Vastissimo è il repertorio di idee contenuto nelle Lezioni, che nel profilo dato da
Crispini richiama direttamente gli impianti concettuali dell’indagine philosophique: «La
meccanica delle facoltà e la legge organica della mente; la filosofia sperimentale e la
fisica dell’uomo; storia naturale, storia ragionata e storia congetturale; le motivazioni
del giudizio storico; il vero, il probabile, la credenza; l’analisi; l’analogia, la
congettura, l’inferenza causale; la variazione e la uniformità della natura umana; la
storia fisiologica e le metamorfosi della natura organica; i gradi di sviluppo dell’umanità
e la quantità progressiva; l’avvenire e la perfettibilità; la società civile, il consenso e la
vita del corpo politico» (Ivi, p. 70).
Con le Lezioni sulla filosofia della storia, che coniugano i principi vichiani della
comprensione della storia umana, nei suoi scopi e nei suoi movimenti, col disegno
illuministico di una scienza dell’uomo, Salfi riesce a delineare «una epistemologia e
metodologia della conoscenza storica», un metodo di investigazione dell’agire dei
popoli e dei «corpi politici», delle nazioni e dei loro processi di miglioramento e
incivilimento (Polemiche sui principi dell’economia come scienza della società. Di
alcune lettere di Jan-Baptiste Say a F. S. Salfi, p. 89). Il tentativo di Salfi non è altro
che quello di svolgere le implicazioni interne del nesso vichiano “verum-factum” e di
«esperire le condizioni di accertamento del “factum”, della sua entità, realtà, probabilità,
della sua appartenenza alla “tradizione”», che è essa stessa un fatto e che, come tale,
nelle parole di Salfi, «può farci conoscere il carattere delle nazioni e de’ secoli» (Storia
e scienze morali in Salfi, p. 51).
Nelle Lezioni salfiane Crispini rintraccia anche una prosecuzione dell’ideale
baconiano della filosofia sperimentale, intesa come analisi e calcolo delle esperienze.

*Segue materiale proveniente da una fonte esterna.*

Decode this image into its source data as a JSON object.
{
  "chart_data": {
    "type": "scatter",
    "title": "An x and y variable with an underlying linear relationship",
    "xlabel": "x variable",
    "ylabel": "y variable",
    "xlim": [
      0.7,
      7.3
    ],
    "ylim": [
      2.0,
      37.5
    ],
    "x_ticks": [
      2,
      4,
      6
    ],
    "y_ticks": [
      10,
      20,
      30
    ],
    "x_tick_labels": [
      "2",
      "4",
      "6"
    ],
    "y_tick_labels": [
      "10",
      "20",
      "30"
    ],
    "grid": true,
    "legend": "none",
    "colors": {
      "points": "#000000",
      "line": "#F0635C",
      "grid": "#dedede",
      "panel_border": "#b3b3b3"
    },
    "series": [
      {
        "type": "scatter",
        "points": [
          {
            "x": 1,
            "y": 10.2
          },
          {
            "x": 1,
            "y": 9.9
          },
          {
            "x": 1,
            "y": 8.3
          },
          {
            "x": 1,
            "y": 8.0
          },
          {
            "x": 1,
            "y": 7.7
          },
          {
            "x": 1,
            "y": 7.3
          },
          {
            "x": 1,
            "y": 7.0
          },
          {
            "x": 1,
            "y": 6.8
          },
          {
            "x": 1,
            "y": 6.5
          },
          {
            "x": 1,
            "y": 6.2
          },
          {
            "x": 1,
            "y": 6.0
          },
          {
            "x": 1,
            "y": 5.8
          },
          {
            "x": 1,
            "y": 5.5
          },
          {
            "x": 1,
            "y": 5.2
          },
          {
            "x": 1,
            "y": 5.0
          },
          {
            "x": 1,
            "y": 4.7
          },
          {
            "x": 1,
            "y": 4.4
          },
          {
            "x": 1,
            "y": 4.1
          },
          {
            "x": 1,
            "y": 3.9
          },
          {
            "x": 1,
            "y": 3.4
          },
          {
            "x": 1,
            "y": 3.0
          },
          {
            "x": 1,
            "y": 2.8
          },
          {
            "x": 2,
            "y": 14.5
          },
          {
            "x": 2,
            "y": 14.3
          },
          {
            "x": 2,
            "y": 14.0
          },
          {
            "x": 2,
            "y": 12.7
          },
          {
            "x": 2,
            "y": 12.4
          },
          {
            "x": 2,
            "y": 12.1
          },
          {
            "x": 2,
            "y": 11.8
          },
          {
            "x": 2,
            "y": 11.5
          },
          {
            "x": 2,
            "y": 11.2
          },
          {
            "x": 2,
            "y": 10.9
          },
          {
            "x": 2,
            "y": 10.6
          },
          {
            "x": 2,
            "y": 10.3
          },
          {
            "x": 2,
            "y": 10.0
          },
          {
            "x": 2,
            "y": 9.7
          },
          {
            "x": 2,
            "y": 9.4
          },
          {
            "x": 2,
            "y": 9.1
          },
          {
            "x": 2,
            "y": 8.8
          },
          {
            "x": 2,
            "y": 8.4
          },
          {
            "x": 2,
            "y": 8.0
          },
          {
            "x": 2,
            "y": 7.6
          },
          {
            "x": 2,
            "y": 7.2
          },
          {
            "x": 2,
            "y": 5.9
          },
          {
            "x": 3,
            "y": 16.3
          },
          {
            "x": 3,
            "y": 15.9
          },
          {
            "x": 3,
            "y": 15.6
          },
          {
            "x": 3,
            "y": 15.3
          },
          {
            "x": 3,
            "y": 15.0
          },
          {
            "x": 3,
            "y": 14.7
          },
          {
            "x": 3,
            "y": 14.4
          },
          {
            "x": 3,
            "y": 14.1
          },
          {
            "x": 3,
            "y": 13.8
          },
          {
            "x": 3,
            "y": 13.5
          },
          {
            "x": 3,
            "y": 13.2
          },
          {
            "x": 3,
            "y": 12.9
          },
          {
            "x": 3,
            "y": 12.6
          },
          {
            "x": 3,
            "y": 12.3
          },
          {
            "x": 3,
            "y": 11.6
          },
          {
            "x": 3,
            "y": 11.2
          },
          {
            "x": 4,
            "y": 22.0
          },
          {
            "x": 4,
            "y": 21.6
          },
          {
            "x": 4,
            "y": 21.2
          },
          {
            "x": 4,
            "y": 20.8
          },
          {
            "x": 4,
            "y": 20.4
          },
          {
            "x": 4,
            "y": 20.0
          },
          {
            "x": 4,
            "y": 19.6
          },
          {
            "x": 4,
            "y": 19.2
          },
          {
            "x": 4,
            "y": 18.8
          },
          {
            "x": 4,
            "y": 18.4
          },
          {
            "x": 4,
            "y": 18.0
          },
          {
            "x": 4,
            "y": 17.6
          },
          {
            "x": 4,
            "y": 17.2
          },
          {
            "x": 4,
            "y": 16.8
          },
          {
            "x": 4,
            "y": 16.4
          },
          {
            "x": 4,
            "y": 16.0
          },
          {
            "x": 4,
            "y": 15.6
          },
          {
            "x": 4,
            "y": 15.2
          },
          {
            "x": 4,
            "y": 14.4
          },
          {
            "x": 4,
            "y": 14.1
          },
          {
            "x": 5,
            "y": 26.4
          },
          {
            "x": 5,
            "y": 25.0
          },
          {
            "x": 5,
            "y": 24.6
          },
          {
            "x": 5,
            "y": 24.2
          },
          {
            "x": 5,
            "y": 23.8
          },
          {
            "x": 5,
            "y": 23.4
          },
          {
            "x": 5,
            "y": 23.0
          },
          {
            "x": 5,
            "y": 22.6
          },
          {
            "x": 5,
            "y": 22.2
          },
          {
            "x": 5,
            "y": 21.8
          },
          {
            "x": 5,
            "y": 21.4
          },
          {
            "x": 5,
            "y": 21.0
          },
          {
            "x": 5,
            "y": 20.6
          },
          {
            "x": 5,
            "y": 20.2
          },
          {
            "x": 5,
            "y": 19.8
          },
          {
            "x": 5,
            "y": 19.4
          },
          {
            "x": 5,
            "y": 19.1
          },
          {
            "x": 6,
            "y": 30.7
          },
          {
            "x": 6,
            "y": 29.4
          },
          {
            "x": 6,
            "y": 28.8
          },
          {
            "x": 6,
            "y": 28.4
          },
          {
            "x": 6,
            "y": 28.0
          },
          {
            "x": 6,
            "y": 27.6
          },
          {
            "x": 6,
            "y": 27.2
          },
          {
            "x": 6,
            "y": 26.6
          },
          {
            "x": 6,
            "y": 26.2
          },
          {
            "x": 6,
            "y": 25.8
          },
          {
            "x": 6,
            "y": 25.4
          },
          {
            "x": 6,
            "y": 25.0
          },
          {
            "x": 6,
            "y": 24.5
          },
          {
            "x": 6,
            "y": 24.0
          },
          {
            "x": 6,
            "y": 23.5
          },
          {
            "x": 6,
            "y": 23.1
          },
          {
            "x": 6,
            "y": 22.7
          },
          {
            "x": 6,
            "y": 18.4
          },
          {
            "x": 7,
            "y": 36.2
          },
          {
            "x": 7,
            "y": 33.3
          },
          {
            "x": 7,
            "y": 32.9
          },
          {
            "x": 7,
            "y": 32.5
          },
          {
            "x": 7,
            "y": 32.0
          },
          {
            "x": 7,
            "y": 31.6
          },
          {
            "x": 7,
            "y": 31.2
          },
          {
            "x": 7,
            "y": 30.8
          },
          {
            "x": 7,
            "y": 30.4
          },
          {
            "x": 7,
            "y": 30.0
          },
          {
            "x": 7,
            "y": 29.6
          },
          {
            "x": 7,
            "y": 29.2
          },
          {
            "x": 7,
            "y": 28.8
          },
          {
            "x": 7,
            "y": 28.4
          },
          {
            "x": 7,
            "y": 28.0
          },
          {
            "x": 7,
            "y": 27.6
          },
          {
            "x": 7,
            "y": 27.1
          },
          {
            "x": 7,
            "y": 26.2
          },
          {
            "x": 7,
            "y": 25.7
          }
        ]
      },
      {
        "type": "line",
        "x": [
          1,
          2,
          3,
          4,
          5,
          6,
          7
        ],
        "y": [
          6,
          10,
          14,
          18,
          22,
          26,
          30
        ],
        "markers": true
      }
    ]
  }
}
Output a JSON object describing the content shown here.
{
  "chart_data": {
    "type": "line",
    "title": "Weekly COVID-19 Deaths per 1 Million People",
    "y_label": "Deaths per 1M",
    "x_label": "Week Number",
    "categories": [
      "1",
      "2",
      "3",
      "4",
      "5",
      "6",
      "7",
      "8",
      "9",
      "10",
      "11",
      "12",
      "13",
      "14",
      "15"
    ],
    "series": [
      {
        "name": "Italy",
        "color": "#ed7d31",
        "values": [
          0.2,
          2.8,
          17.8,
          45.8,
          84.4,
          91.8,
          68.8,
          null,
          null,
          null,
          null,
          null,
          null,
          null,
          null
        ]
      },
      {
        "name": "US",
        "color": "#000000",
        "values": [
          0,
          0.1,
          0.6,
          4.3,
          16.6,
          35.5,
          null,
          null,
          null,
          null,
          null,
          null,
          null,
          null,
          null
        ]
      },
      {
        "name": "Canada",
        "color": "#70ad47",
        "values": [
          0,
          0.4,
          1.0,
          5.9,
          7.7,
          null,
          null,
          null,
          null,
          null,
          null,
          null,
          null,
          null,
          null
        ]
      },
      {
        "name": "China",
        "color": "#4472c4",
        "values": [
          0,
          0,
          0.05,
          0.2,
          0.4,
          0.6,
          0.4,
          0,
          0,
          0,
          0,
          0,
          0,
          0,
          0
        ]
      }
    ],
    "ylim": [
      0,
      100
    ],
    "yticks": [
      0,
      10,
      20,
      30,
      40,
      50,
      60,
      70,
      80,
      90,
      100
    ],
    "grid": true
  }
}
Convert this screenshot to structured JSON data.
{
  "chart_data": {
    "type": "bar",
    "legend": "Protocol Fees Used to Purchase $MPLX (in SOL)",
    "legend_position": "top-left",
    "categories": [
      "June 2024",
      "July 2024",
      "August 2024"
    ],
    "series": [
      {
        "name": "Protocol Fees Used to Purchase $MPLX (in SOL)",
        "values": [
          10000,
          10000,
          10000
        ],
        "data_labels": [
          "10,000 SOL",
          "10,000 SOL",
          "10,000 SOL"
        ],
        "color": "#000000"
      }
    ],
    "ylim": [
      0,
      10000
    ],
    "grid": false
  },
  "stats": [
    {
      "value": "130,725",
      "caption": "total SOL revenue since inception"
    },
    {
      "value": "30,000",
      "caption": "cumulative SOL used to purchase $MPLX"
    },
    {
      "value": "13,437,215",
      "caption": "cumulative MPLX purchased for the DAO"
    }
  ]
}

Dalle lucide riflessioni e dalle rigorose analisi ricostruttive degli aspetti più vitali
del pensiero salfiano, anche alla luce della continuità temporale con cui sono state
proposte, si può in tutta tranquillità affermare che Crispini è l’unico studioso ad avere
seriamente rivolto, dagli anni ottanta del secolo scorso sino ad oggi, una particolare
attenzione verso un intellettuale che da più punti di vista (letterario, filosofico, politico e
antropologico) può essere considerato come una delle figure di maggiore spessore nella
«geografia» dell’illuminismo meridionale.